Los resultados obtenidos se muestran en la figura 3. Casi todos los anticuerpos monoclonales examinados mostraron actividad neutralizante en la cepa SF162, que se sabe que tiene alta sensibilidad neutralizante. Por otra parte, respecto a las cepas 89.6 y JR-FL, que eran relativamente resistentes a la neutralización, los anticuerpos contra V3 {particularmente, 0.5γ(1C10) y 5G2} mostraron actividad neutralizante, pero los anticuerpos contra CD4bs y anticuerpos contra CD4i mostraron solo actividad neutralizante débil. Mientras tanto, los anticuerpos contra V3 no eran eficaces para IIIB en el que la secuencia de aminoácidos de la punta de V3 se diferencia de los de otros virus, pero algunos anticuerpos contra CD4bs y CD4i mostraron actividad neutralizante. Estos datos sugieren que la actividad neutralizante cruzada en varias cepas de VIH-1 en casos de tener los anticuerpos anteriormente mencionados está causada principalmente por la neutralización complementaria entre los anticuerpos contra V3 y los anticuerpos contra CD4bs. Entre los anticuerpos monoclonales anteriormente mencionados, los anticuerpos contra V3, 0.5γ(1C10) y 5G2, y los anticuerpo contra CD4bs, 0.5δ(3D6), 49G2 y 42F9, mostraron una fuerte actividad neutralizante. Se llevó a cabo un experimento de neutralización adicional.
Ejemplo 6: Estudios respecto a la actividad neutralizante en 17 tipos de cepas víricas incluyendo cepas clínicamente aisladas
Se estudió la actividad neutralizante en 17 tipos de cepas víricas incluyendo cepas clínicamente aisladas (tabla 2). Para este experimento de neutralización, se aplicó el siguiente ensayo de MTT. Como método, 2 x 103 células PM1/CCR5 se infectaron con 100 TCID50 de virus en presencia del anticuerpo en cada concentración en una placa de microcultivo de fondo redondo de 96 pocillos, y las células se cultivaron después a 37ºC durante 7 días. Después de ello, se eliminaron 100 µl de una solución de cultivo de cada pocillo, y 10 µl de una solución de MTT (bromuro de 3-[4,5-dimetiltiazol-2-il]-2,5-difeniltetrazolio) disuelta en solución salina tamponada con fosfato (PBS) (7,5 mg/ml) se añadieron después a la misma. La mezcla obtenida se incubó a 37ºC durante 3 horas. Después de ello, 100 µl de isopropanol acidificado que contenía Triton X-100 al 4% (vol/vol) se añadieron a cada pocillo, de modo que se liberara cristal de formazán. Se midió la absorbancia (570 nm) con un lector de microplaca, y se calculó la tasa de supervivencia celular. Este experimento se repitió 2 o 3 veces. Se calculó la concentración de anticuerpo necesaria para inhibir el 50% de la infección del virus (CI50), y la concentración de anticuerpo correspondiente a tal CI50 se indicó con código de color.

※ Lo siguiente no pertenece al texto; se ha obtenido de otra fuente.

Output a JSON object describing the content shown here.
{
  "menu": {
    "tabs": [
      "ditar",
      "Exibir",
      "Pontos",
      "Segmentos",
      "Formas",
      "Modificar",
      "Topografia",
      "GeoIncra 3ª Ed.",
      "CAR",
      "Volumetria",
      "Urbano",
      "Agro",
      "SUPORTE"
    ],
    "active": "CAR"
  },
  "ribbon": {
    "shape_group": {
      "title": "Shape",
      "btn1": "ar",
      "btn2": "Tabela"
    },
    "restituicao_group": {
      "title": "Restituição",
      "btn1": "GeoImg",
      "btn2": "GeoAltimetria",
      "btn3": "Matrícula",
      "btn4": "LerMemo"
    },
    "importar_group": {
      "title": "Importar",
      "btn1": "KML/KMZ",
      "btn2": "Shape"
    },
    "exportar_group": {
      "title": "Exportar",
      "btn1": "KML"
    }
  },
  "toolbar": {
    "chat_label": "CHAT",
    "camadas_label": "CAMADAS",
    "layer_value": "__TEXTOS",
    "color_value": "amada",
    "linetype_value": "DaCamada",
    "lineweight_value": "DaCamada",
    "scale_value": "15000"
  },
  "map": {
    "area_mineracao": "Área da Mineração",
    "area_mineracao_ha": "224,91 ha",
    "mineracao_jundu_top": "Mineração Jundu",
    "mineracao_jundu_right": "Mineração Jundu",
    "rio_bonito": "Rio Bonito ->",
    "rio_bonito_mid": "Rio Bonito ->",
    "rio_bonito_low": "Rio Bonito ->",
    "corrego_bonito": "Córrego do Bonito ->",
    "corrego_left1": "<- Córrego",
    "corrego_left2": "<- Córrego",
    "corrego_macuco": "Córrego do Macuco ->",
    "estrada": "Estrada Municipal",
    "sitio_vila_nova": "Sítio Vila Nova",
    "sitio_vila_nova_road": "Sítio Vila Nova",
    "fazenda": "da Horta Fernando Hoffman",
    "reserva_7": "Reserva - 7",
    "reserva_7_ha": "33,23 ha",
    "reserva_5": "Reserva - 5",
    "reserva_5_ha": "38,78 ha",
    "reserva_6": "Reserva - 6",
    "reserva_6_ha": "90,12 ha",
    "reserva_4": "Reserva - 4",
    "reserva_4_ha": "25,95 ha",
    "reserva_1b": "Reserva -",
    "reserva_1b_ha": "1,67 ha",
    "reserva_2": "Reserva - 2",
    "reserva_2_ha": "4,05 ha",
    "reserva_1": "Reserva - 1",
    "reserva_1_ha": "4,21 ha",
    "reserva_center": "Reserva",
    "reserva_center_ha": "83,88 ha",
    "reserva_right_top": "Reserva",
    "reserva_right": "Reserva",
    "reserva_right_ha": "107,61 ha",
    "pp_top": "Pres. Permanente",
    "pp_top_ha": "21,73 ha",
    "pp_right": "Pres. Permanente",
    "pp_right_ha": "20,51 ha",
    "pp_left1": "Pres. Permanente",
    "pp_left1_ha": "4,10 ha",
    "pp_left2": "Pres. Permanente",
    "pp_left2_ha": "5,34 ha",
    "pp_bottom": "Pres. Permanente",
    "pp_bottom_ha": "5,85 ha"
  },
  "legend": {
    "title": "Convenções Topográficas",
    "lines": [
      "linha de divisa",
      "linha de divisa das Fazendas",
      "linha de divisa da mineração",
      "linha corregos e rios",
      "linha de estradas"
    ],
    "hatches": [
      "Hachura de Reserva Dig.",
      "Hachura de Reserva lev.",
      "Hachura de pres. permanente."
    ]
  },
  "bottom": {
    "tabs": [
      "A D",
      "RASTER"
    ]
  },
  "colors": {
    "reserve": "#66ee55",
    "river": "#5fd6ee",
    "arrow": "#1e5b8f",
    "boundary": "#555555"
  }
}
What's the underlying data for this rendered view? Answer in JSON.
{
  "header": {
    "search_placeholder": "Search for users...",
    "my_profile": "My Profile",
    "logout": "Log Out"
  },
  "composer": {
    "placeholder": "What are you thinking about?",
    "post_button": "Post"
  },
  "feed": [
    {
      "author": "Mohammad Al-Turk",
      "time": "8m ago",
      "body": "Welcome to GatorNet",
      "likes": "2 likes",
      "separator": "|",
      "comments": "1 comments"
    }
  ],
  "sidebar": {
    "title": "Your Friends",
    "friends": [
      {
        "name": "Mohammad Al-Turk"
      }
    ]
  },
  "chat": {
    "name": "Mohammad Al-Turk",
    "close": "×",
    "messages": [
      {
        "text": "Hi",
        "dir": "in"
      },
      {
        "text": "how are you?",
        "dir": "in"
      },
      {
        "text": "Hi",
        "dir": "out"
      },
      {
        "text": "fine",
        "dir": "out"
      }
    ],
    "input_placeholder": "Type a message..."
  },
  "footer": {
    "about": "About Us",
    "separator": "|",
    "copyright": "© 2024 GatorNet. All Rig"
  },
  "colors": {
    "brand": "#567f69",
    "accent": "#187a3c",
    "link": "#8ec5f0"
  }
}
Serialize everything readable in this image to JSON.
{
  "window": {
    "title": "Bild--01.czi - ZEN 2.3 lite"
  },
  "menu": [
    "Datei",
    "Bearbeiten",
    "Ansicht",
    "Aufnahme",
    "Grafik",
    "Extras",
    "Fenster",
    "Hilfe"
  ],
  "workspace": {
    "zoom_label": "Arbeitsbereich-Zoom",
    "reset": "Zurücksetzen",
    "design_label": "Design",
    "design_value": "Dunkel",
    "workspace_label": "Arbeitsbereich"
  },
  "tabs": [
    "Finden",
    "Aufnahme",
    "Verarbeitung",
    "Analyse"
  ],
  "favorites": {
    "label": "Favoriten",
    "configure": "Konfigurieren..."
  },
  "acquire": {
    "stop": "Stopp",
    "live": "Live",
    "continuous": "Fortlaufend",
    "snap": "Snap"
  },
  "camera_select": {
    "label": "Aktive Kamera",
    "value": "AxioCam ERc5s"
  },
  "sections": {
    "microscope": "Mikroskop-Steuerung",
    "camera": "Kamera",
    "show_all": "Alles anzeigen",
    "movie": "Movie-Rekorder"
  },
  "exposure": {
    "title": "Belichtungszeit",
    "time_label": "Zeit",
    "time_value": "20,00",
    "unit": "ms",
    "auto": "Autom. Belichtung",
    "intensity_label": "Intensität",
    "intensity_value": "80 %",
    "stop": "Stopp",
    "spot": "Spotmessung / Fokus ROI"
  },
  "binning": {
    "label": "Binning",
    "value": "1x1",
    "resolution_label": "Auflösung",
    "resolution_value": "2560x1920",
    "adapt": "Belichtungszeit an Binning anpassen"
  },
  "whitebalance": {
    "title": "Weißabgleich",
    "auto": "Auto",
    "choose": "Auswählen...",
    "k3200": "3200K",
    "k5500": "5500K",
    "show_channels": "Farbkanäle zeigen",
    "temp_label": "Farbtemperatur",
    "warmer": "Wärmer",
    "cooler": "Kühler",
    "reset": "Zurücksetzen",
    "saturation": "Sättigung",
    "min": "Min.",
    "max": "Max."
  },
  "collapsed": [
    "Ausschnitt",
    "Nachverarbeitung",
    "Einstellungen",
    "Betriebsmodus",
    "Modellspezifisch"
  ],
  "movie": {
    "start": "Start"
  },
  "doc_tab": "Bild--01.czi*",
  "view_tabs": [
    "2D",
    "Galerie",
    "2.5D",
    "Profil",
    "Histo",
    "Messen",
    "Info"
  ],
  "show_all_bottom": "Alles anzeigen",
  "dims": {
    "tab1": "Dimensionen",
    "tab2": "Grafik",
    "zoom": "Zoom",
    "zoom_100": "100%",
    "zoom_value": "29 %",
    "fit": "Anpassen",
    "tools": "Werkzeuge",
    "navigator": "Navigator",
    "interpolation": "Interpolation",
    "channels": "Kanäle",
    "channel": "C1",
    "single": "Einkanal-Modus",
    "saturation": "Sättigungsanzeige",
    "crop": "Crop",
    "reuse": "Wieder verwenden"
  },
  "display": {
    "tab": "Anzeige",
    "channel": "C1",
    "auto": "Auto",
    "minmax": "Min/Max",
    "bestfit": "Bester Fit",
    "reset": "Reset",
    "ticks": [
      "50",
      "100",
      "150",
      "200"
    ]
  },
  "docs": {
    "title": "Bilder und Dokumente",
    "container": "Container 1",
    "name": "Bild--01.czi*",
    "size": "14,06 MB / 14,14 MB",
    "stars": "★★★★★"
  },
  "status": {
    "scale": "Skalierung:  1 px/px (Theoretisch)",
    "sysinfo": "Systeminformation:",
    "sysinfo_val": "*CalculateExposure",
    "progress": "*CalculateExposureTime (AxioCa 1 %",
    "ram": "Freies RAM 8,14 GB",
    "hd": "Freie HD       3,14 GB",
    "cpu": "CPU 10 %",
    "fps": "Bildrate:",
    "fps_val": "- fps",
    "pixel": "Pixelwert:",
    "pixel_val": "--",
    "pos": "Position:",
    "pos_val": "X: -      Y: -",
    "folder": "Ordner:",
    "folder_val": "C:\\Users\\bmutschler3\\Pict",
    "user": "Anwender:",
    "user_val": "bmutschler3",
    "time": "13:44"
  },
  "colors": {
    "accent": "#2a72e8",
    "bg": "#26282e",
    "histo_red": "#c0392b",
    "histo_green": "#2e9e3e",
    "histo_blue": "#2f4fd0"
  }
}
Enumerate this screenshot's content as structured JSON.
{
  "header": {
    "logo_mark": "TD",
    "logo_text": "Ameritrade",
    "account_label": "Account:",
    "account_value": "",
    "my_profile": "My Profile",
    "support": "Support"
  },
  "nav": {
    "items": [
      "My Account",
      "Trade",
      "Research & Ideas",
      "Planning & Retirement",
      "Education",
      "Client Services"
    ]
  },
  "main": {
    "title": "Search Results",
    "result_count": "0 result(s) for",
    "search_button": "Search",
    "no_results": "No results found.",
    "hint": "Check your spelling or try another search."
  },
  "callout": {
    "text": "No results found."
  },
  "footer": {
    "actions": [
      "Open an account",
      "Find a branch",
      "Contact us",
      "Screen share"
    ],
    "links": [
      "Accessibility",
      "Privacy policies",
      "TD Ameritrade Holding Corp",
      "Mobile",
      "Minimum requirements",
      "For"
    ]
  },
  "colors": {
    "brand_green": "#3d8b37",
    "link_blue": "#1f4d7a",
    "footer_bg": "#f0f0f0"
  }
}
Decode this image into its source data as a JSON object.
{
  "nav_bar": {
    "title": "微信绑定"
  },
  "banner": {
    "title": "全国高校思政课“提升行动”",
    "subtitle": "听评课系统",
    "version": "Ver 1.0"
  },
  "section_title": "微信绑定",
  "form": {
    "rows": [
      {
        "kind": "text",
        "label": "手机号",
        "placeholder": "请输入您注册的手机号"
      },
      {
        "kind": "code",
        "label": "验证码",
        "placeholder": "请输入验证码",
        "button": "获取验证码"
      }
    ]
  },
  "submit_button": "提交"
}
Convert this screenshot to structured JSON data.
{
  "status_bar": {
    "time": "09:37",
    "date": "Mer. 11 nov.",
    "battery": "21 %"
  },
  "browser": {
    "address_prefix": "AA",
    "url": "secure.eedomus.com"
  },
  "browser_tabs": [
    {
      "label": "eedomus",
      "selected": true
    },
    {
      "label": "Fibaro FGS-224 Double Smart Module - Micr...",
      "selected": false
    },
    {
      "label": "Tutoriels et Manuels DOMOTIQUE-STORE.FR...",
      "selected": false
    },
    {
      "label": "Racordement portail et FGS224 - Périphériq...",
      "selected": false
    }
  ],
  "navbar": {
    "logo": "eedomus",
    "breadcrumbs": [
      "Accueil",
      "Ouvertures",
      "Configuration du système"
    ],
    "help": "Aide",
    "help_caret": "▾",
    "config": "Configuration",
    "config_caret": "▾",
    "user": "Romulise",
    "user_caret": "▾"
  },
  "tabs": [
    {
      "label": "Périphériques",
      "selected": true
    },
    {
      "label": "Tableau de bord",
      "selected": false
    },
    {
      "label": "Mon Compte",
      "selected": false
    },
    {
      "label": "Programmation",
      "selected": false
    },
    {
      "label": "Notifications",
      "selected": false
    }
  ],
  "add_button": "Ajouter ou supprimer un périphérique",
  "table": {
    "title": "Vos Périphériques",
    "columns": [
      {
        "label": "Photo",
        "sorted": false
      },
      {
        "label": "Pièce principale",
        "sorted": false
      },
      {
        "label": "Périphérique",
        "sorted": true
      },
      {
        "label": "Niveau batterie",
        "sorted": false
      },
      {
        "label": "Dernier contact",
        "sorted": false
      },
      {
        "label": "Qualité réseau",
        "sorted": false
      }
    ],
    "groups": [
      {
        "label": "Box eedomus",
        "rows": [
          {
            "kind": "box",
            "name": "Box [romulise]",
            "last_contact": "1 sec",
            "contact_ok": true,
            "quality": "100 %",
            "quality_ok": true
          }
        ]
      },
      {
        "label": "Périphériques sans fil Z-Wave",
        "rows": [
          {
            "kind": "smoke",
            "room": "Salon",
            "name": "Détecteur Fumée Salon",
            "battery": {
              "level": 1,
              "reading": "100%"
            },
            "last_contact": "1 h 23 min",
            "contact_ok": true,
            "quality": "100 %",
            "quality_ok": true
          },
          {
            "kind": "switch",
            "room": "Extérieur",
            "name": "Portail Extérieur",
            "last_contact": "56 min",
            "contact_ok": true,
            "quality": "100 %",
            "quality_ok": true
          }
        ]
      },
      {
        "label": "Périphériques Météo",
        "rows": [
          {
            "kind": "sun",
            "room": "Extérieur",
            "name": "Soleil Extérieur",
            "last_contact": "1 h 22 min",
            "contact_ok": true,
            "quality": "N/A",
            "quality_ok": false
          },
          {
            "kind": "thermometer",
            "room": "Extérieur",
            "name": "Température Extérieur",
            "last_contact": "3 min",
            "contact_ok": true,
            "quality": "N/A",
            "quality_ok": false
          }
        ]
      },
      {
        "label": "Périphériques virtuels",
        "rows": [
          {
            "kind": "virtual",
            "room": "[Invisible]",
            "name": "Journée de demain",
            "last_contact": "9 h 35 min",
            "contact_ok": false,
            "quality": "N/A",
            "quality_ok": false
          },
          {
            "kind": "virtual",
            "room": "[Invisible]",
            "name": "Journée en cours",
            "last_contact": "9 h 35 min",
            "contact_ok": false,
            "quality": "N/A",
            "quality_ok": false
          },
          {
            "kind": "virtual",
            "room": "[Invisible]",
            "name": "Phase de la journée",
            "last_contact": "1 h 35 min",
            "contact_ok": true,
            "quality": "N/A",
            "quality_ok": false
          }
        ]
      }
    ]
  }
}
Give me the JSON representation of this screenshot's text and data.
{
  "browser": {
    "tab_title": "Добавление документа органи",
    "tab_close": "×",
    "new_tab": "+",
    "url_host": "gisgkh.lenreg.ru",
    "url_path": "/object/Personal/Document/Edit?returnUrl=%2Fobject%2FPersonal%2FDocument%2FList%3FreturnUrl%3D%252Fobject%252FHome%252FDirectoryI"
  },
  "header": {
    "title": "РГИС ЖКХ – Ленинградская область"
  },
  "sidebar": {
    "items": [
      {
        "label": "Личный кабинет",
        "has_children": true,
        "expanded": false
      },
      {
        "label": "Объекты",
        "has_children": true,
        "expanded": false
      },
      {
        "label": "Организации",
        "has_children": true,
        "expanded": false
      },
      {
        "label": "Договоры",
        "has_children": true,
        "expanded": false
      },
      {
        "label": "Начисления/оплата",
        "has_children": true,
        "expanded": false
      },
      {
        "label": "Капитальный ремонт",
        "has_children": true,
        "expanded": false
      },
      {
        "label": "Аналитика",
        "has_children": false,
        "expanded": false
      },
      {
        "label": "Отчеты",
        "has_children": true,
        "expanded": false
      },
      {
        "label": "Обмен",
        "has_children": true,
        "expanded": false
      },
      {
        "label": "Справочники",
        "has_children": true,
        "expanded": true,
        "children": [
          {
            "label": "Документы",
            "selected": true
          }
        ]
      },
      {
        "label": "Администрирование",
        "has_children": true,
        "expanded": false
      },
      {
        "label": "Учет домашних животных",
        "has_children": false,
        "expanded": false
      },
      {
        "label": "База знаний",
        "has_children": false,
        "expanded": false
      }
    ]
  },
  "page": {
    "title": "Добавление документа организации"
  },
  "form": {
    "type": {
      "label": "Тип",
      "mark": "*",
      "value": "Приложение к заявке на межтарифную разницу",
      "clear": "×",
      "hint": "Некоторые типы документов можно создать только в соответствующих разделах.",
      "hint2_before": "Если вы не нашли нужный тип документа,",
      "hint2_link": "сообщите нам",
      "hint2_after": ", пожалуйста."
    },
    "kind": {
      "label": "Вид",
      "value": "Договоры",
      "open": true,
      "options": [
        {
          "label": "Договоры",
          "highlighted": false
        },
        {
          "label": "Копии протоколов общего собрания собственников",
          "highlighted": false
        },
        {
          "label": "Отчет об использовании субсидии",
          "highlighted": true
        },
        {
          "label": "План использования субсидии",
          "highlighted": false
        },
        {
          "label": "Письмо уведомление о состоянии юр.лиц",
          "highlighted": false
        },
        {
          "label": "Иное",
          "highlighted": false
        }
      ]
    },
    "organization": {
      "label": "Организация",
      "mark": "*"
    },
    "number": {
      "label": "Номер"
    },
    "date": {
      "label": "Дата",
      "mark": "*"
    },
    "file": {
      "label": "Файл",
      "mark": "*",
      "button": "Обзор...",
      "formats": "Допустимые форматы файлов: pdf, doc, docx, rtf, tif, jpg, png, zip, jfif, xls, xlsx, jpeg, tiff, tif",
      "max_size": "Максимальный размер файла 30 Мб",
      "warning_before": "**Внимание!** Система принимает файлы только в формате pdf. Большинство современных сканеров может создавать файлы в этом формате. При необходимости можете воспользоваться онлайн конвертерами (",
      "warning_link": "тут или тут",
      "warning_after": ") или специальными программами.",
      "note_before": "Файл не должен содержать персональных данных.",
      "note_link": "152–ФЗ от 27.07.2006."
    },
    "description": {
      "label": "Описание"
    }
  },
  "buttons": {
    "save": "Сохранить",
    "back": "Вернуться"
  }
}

Las actividades neutralizantes de anticuerpos en varias cepas de VIH-1 incluyendo cepas clínicamente aisladas se muestran en la tabla 2. La actividad del clon 5G2 era equivalente a la un anticuerpo KD-247 como estado de la técnica. Sin embargo, un anticuerpo anti-V3, 0.5γ(1C10) y los anticuerpo contra CD4bs, 0.5δ(3D6), y 49G2 mostraron una amplia gama de actividad neutralizante fuerte en VIH-1 de subtipo B (tipo occidental). Se debe indicar que las cepas, que no fueron neutralizadas por el anticuerpo contra V3 0.5γ(1C10), fueron neutralizadas por los anticuerpo contra CD4bs, 0.5δ(3D6), y 49G2. Es decir, se observó una neutralización complementaria.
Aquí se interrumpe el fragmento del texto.